Mario Vargas Llosa, Nobel Prize in Literature 2010, born in Arequipa, Peru, on March 28, 1936, is considered one of Latin America's greatest contemporary writers. Author of several articles, essays, and plays as well as over 30 novels, his work encompasses various narrative forms: from political novels to comic novels to mythical-political narration. His writings have been translated into over 20 languages. He graduated from the University of San Marcos in Peru with a Literature degree and then obtained a ph.D. in 1959 from the University of Madrid, where he wrote his doctoral dissertation on Colombian author Gabriel García Márquez.

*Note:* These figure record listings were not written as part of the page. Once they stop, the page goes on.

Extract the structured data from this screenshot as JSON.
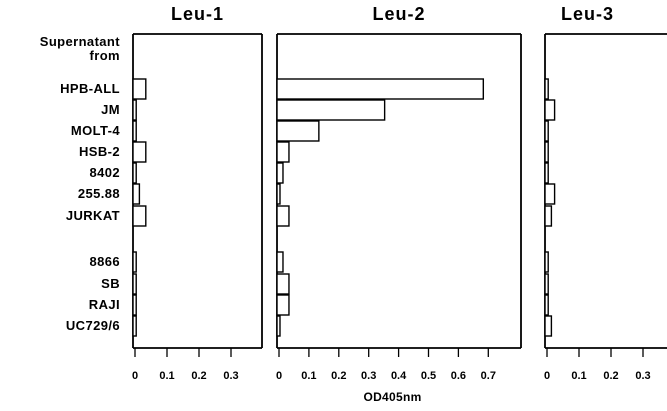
{
  "chart_data": {
    "type": "bar",
    "orientation": "horizontal",
    "row_header": [
      "Supernatant",
      "from"
    ],
    "categories": [
      "HPB-ALL",
      "JM",
      "MOLT-4",
      "HSB-2",
      "8402",
      "255.88",
      "JURKAT",
      "8866",
      "SB",
      "RAJI",
      "UC729/6"
    ],
    "xlabel": "OD405nm",
    "grid": false,
    "panels": [
      {
        "title": "Leu-1",
        "xlim": [
          0,
          0.4
        ],
        "ticks": [
          "0",
          "0.1",
          "0.2",
          "0.3"
        ],
        "values": [
          0.04,
          0.01,
          0.01,
          0.04,
          0.01,
          0.02,
          0.04,
          0.01,
          0.01,
          0.01,
          0.01
        ]
      },
      {
        "title": "Leu-2",
        "xlim": [
          0,
          0.8
        ],
        "ticks": [
          "0",
          "0.1",
          "0.2",
          "0.3",
          "0.4",
          "0.5",
          "0.6",
          "0.7"
        ],
        "values": [
          0.69,
          0.36,
          0.14,
          0.04,
          0.02,
          0.01,
          0.04,
          0.02,
          0.04,
          0.04,
          0.01
        ]
      },
      {
        "title": "Leu-3",
        "xlim": [
          0,
          0.4
        ],
        "ticks": [
          "0",
          "0.1",
          "0.2",
          "0.3"
        ],
        "values": [
          0.01,
          0.03,
          0.01,
          0.01,
          0.01,
          0.03,
          0.02,
          0.01,
          0.01,
          0.01,
          0.02
        ]
      }
    ]
  }
}
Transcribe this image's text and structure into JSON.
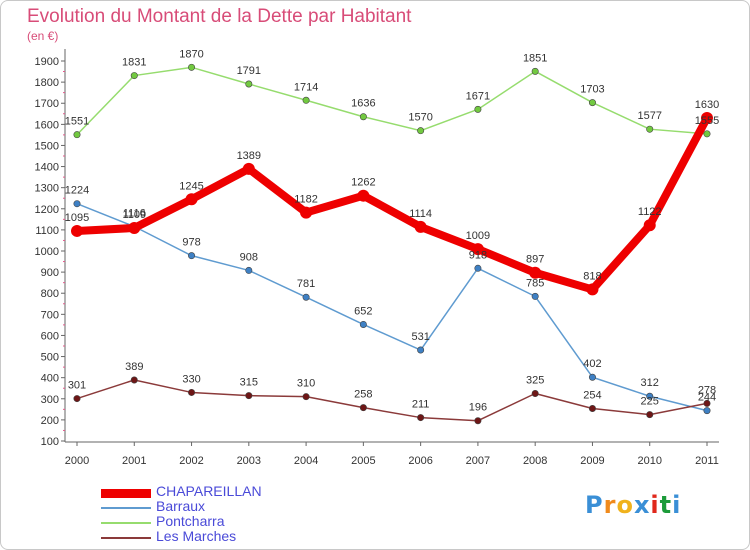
{
  "title": "Evolution du Montant de la Dette par Habitant",
  "unit_label": "(en €)",
  "logo": {
    "letters": [
      "P",
      "r",
      "o",
      "x",
      "i",
      "t",
      "i"
    ],
    "colors": [
      "#3a8fd6",
      "#f08a1c",
      "#f0b21c",
      "#3a8fd6",
      "#e0281c",
      "#1c9b3a",
      "#3a8fd6"
    ]
  },
  "chart_data": {
    "type": "line",
    "title": "Evolution du Montant de la Dette par Habitant",
    "ylabel": "(en €)",
    "xlabel": "",
    "x": [
      "2000",
      "2001",
      "2002",
      "2003",
      "2004",
      "2005",
      "2006",
      "2007",
      "2008",
      "2009",
      "2010",
      "2011"
    ],
    "ylim": [
      100,
      1900
    ],
    "yticks": [
      100,
      200,
      300,
      400,
      500,
      600,
      700,
      800,
      900,
      1000,
      1100,
      1200,
      1300,
      1400,
      1500,
      1600,
      1700,
      1800,
      1900
    ],
    "grid": false,
    "legend_position": "bottom-left",
    "series": [
      {
        "name": "CHAPAREILLAN",
        "color": "#ee0000",
        "marker": "#ee0000",
        "emphasis": true,
        "values": [
          1095,
          1109,
          1245,
          1389,
          1182,
          1262,
          1114,
          1009,
          897,
          818,
          1122,
          1630
        ]
      },
      {
        "name": "Barraux",
        "color": "#5f9bd0",
        "marker": "#3e80c4",
        "values": [
          1224,
          1116,
          978,
          908,
          781,
          652,
          531,
          918,
          785,
          402,
          312,
          244
        ]
      },
      {
        "name": "Pontcharra",
        "color": "#96dc6e",
        "marker": "#72c940",
        "values": [
          1551,
          1831,
          1870,
          1791,
          1714,
          1636,
          1570,
          1671,
          1851,
          1703,
          1577,
          1555
        ]
      },
      {
        "name": "Les Marches",
        "color": "#8b3a3a",
        "marker": "#6e1616",
        "values": [
          301,
          389,
          330,
          315,
          310,
          258,
          211,
          196,
          325,
          254,
          225,
          278
        ]
      }
    ]
  }
}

As a writer, journalist, critic, and teacher, he has taught in Kings' College of the University of London, Washington State University (Pullman Campus), the University of Puerto Rico in Río Piedras, and Columbia University in New York. He was a Fellow at the Woodrow Wilson Center in 1980. He has been the recipient of many literary prizes, among them are the Barral Prix Biblioteca Breve (1962), the Premio de la Crítica Española (1963 and 1966), the Premio Nacional de la Novela, the Premio Internacional de Literatura Rómulo Gallegos (1967), the Premio del Instituto Italo Latinoamericano (Italy, 1982), the Ritz Paris Hemingway Award (1985), the Prince of Asturias Prize for Literature, and the Cervantes Prize, and has been appointed Doctor Honoris Causa in several universities worldwide. Vargas Llosa was on the guest list for the 2004 royal wedding of Spanish Prince Felipe of Asturias and Letizia (now Spain's King and Queen).
In 1990, he became the only Peruvian with an international literary reputation to run for President of his country. Llosa wrote about his ultimately unsuccessful attempt at winning the presidency, linking it with his childhood and career, in his work A Fish in the Water: a Memoir (1994), where he talks about the discovery of his calling as a writer as a way to oppose parental authoritarianism. In 1996 he was one of the founding members of the Fundación Hispano Cubana, an organization which aims to maintain, reinforce, and develop the links which have existed for over 500 years between the Cuban and Spanish people. He strongly believes that the Spanish language is expanding to other linguistic latitudes in Britain and the United States.
Despite the devoted audience he enjoys in many languages, his numerous literary prizes, and all the honorary degrees conferred upon him, Vargas Llosa has always felt a constant need to test and retest his creative powers. He sees himself today in full creative mode, and said that if one believes he has already done his best work, one would descend into "decadence," so the healthiest attitude is to keep believing that "the best is yet to come."
"Writing a novel," he says, "is a ceremony similar to a striptease. Just as the girl in the spotlight casts off her clothes and reveals her secrets one by one, the novelist bares his own intimate being through his novels."
His novels include La ciudad y los perros (1962; The Time of the Hero), La casa verde (1966; The Green House), Conversación en la catedral (1969; Conversation in The Cathedral), Elogio de la madrastra (1990; In Praise of the Stepmother), Lituma en los Andes (1993; Death in the Andes), Los cuadernos de don Rigoberto (1997; The Notebooks of Don Rigoberto), and, most recently, Cinco esquinas (2016; Five Corners).